I’m not someone who has a lot of unshakeable beliefs. There are plenty of things I believe in; it’s just that my mind changes. I don’t know if it’s receptivity, sympathy – or just indecision.
So I understand some arguments in favor the death penalty. But the older I get, the more sure I am that it’s wrong.
Reading through this collection of final statements, sorted out by the Texas Department of Criminal Justice in a very chillingly matter-of-fact sort of way, makes me even more sure. And when I wondered what in particular was getting to me, I realized it was that they’re most all people talking about loving other people.
People like to say that criminals are monsters. But they’re not two-dimensional fairytale monsters. And that’s why they’re scary. They’re not terribly different than “us.”
In “The Gift of Fear,” Gavin de Becker (talking about how to understand the world better in order to keep yourself safe) says, “Even in a gathering of aberrant murderers there is something of you and me…. When we accept that violence is committed by people who look and act like people, we silence the voice of denial…. We must accept that these acts are done by people included in the ‘we’ of humanity, not by interlopers who somehow sneaked in.”

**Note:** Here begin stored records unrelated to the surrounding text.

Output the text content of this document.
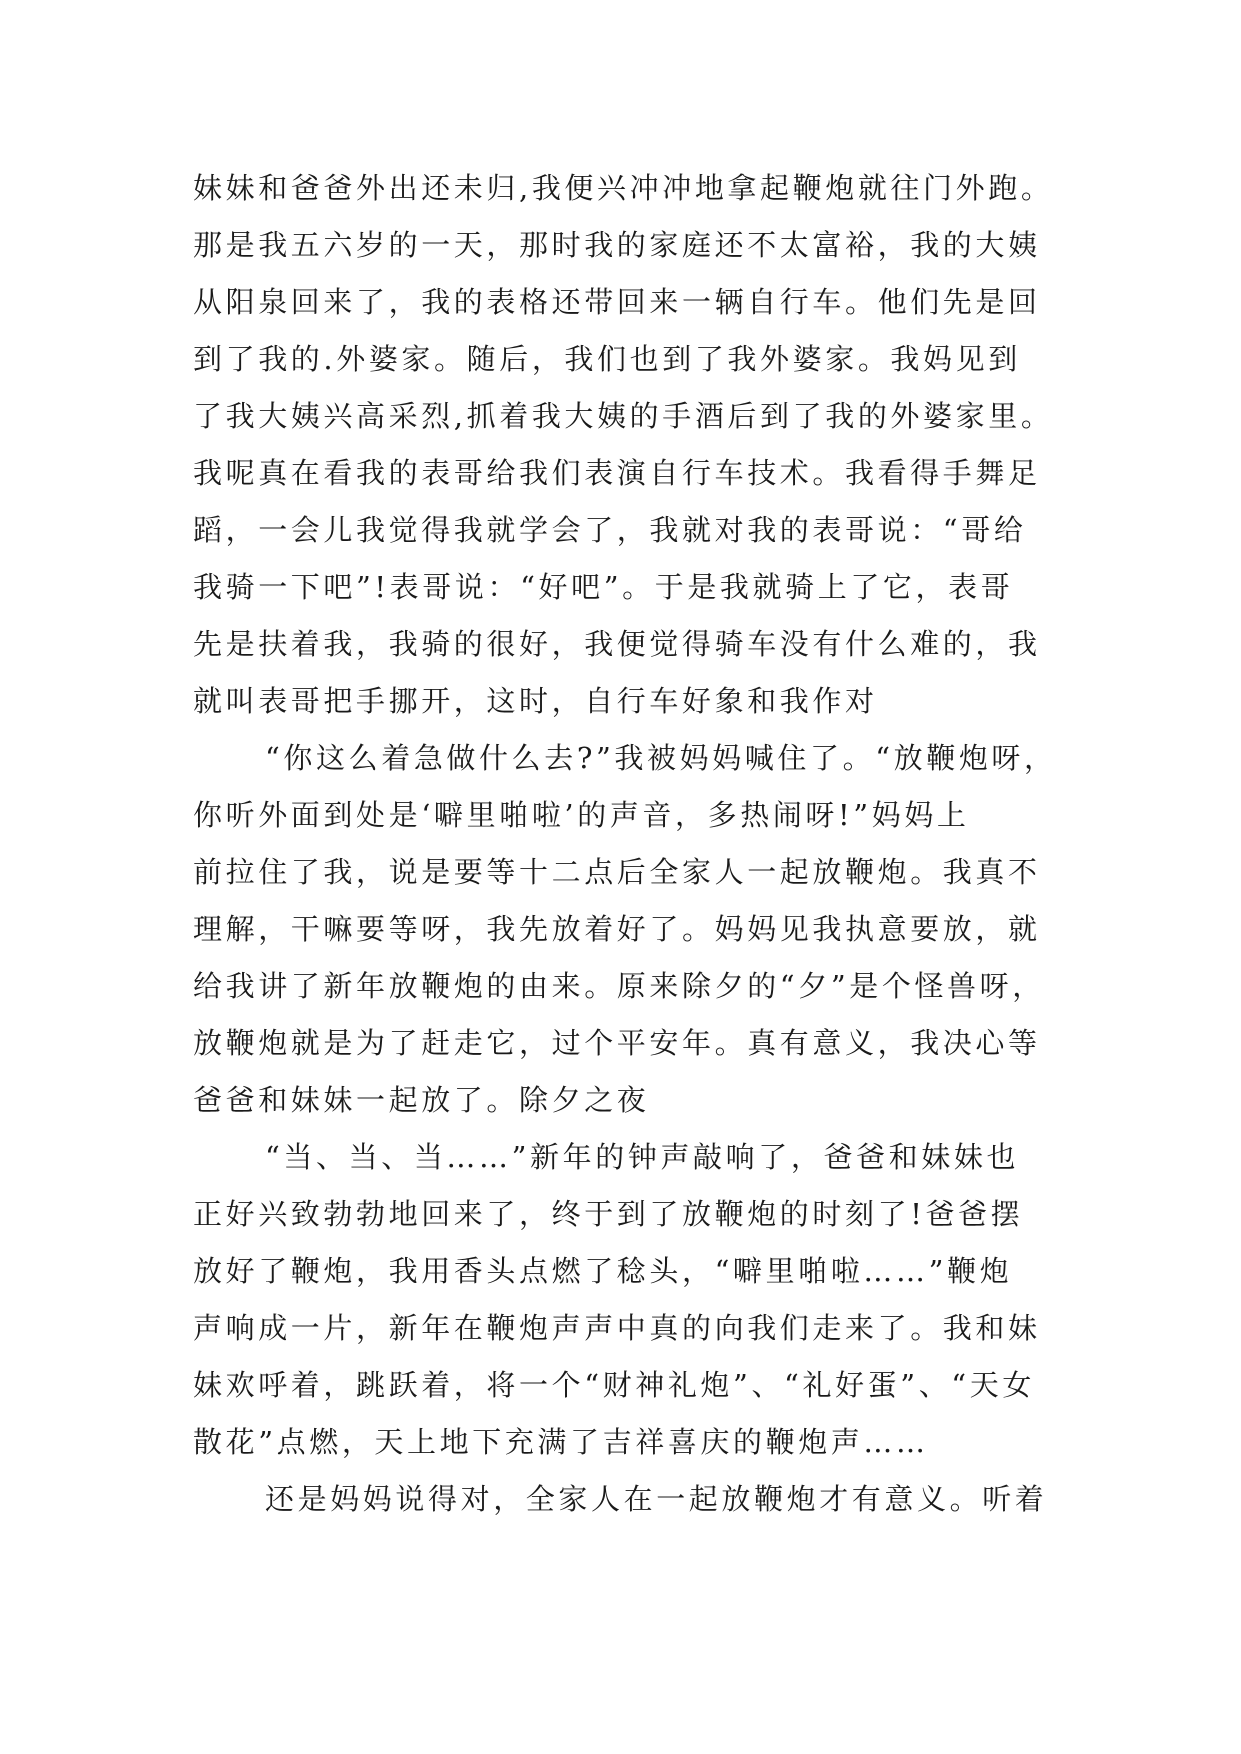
妹妹和爸爸外出还未归,我便兴冲冲地拿起鞭炮就往门外跑。
那是我五六岁的一天，那时我的家庭还不太富裕，我的大姨
从阳泉回来了，我的表格还带回来一辆自行车。他们先是回
到了我的.外婆家。随后，我们也到了我外婆家。我妈见到
了我大姨兴高采烈,抓着我大姨的手酒后到了我的外婆家里。
我呢真在看我的表哥给我们表演自行车技术。我看得手舞足
蹈，一会儿我觉得我就学会了，我就对我的表哥说：“哥给
我骑一下吧”!表哥说：“好吧”。于是我就骑上了它，表哥
先是扶着我，我骑的很好，我便觉得骑车没有什么难的，我
就叫表哥把手挪开，这时，自行车好象和我作对
“你这么着急做什么去?”我被妈妈喊住了。“放鞭炮呀，
你听外面到处是‘噼里啪啦’的声音，多热闹呀!”妈妈上
前拉住了我，说是要等十二点后全家人一起放鞭炮。我真不
理解，干嘛要等呀，我先放着好了。妈妈见我执意要放，就
给我讲了新年放鞭炮的由来。原来除夕的“夕”是个怪兽呀，
放鞭炮就是为了赶走它，过个平安年。真有意义，我决心等
爸爸和妹妹一起放了。除夕之夜
“当、当、当……”新年的钟声敲响了，爸爸和妹妹也
正好兴致勃勃地回来了，终于到了放鞭炮的时刻了!爸爸摆
放好了鞭炮，我用香头点燃了稔头，“噼里啪啦……”鞭炮
声响成一片，新年在鞭炮声声中真的向我们走来了。我和妹
妹欢呼着，跳跃着，将一个“财神礼炮”、“礼好蛋”、“天女
散花”点燃，天上地下充满了吉祥喜庆的鞭炮声……
还是妈妈说得对，全家人在一起放鞭炮才有意义。听着
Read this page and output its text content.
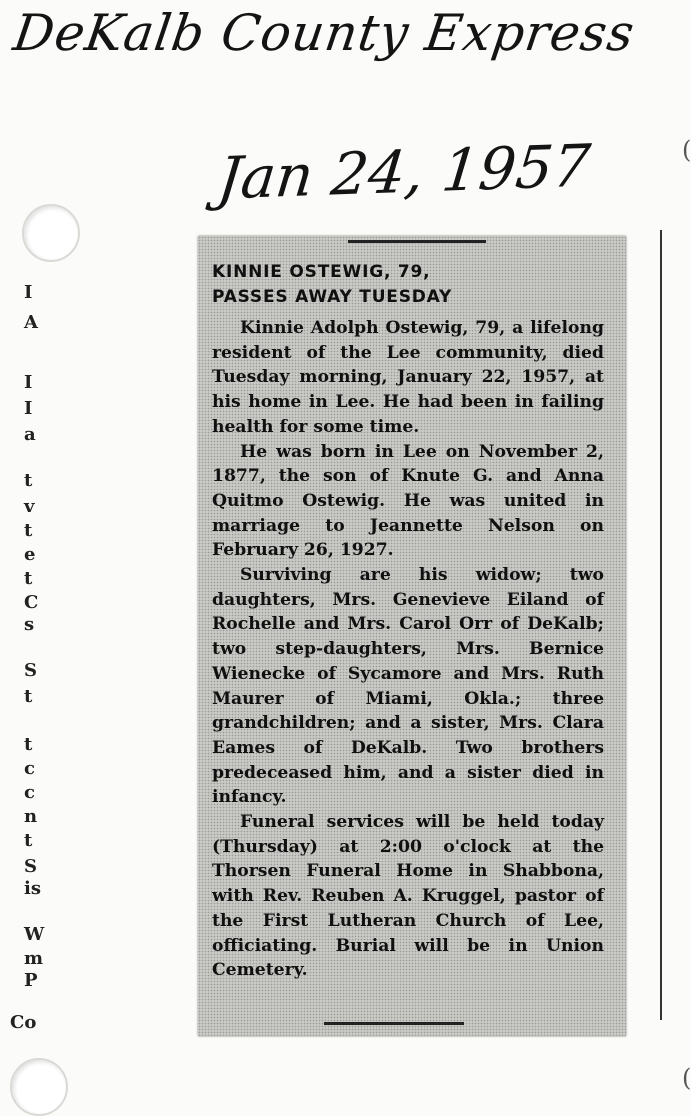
DeKalb County Express
Jan 24, 1957
KINNIE OSTEWIG, 79,
PASSES AWAY TUESDAY

Kinnie Adolph Ostewig, 79, a lifelong resident of the Lee community, died Tuesday morning, January 22, 1957, at his home in Lee. He had been in failing health for some time.

He was born in Lee on November 2, 1877, the son of Knute G. and Anna Quitmo Ostewig. He was united in marriage to Jeannette Nelson on February 26, 1927.

Surviving are his widow; two daughters, Mrs. Genevieve Eiland of Rochelle and Mrs. Carol Orr of DeKalb; two step-daughters, Mrs. Bernice Wienecke of Sycamore and Mrs. Ruth Maurer of Miami, Okla.; three grandchildren; and a sister, Mrs. Clara Eames of DeKalb. Two brothers predeceased him, and a sister died in infancy.

Funeral services will be held today (Thursday) at 2:00 o'clock at the Thorsen Funeral Home in Shabbona, with Rev. Reuben A. Kruggel, pastor of the First Lutheran Church of Lee, officiating. Burial will be in Union Cemetery.

(
(
I
A
I
I
a
t
v
t
e
t
C
s
S
t
t
c
c
n
t
S
is
W
m
P
Co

This is a dismal subject for the fresh new Christmas season, isn’t it? In a way. But in another way, it isn’t.
Because out of this really extreme and awful stuff, you see something. You see that the only thing that matters in living – even for people you think have far less capacity for good than you – is the love you have for the people in your life.
So if there’s something happy in this, that’s what it is. That the sooner you realize that and pay attention to it, the more you have.
Sorry if this was preachy. Or bizarre. Or both. It sounds like I was maudlin or something, doesn’t it? I’m not, I promise, but it was just in my head.